Zeg tegen de dochter van Sion: Zie, uw Koning komt tot u, zachtmoedig en gezeten op een ezelin en een veulen dat een jong van een jukdragende ezelin is. (Mattheüs 21:5) Lees verder Exodus 23:4—12.
Christus wil geen pijn in Zijn Koninkrijk, Hij wil nog geen ezel laten lijden. Als een veulen van zijn moeder weggenomen werd, dan bleef zij achter, denkend aan haar veulen. Net als de ossen die de Filistijnen gebruikten om de ark terug te brengen, zij loeiden onderweg omdat hun kalveren thuis waren. Wonderlijk Koninkrijk van Christus waarin de dieren mogen delen! “Want de schepping is aan de zinloosheid onderworpen” (Romeinen 8:20) door onze zonde. Het zijn de dieren die lijden onder onze zonde, en Christus wil de dieren hun oorspronkelijk geluk teruggeven in Zijn Koninkrijk. “Een wolf zal bij een lam verblijven, een luipaard bij een geitenbok neerliggen, een kalf, een jonge leeuw en gemest vee zullen bij elkaar zijn, een kleine jongen zal ze drijven. Koe en berin zullen samen weiden, hun jongen zullen bij elkaar neerliggen. Een leeuw zal stro eten als het rund. Een zuigeling zal zich vermaken bij het hol van een adder, en in het nest van een gifslang.” (Jesaja 11:8) De vredigheid van het oude Eden en de vertrouwelijkheid tussen de mens en de lagere wezens zullen weer terug zijn.

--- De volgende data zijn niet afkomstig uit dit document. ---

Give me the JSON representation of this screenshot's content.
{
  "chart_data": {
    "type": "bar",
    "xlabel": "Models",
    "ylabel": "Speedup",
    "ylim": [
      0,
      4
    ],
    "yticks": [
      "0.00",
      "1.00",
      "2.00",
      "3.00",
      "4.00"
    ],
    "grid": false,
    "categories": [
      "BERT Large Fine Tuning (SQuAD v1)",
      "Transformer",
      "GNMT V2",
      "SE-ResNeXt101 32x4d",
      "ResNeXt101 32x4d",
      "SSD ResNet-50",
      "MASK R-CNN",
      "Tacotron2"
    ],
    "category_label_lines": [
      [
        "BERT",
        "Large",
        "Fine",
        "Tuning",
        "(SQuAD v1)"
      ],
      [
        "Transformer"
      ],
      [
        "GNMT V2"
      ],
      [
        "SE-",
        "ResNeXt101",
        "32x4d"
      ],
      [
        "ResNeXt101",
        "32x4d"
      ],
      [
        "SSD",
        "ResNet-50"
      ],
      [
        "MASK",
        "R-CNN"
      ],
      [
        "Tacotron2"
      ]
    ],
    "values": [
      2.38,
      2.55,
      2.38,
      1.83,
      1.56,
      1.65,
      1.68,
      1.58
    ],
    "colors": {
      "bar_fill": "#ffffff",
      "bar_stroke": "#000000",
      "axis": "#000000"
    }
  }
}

Zelfs nu al, als het Evangelie volkomen gekend wordt in het hart van een mens, zal hij gaan erkennen dat hij geen recht heeft om een mus of een worm moedwillig te doden omdat het Christus’ eigendom is. En Hij die niet op een veulen wilde rijden zonder dat de moeder meeging, zodat ze gelukkig en tevreden zou zijn, zou niet willen dat Zijn discipelen licht zouden denken van de kleinste dieren die Zijn handen gemaakt hebben. Gelukkig Koninkrijk wat zelfs oog heeft voor de dieren! Geeft God om ossen? Ja, Hij zorgt zelfs voor de ezels, de erfgenamen van het zwoegen
Ter overdenking
God heeft twee dagen van de schepping besteed aan de dieren en Hij droeg Noach op een ark te bouwen zo groot als een veerboot in plaats van een reddingsboot. Waarom? Omdat Hij om dieren geeft (Genesis 8:1). De dieren hebben hun eigen “vrees niet” (Joel 2:22). De manier waarop je met de dieren omgaat zegt iets over jou (Spreuken 12:10). Maar, terwijl we de dieren liefhebben moeten we de mensen meer liefhebben en God het meeste. De Israëlieten waren bevolen om dieren goed te behandelen (Deuteronomium 22:1–4; 25:4) maar moesten ze vaak opofferen in grotere liefde tot God.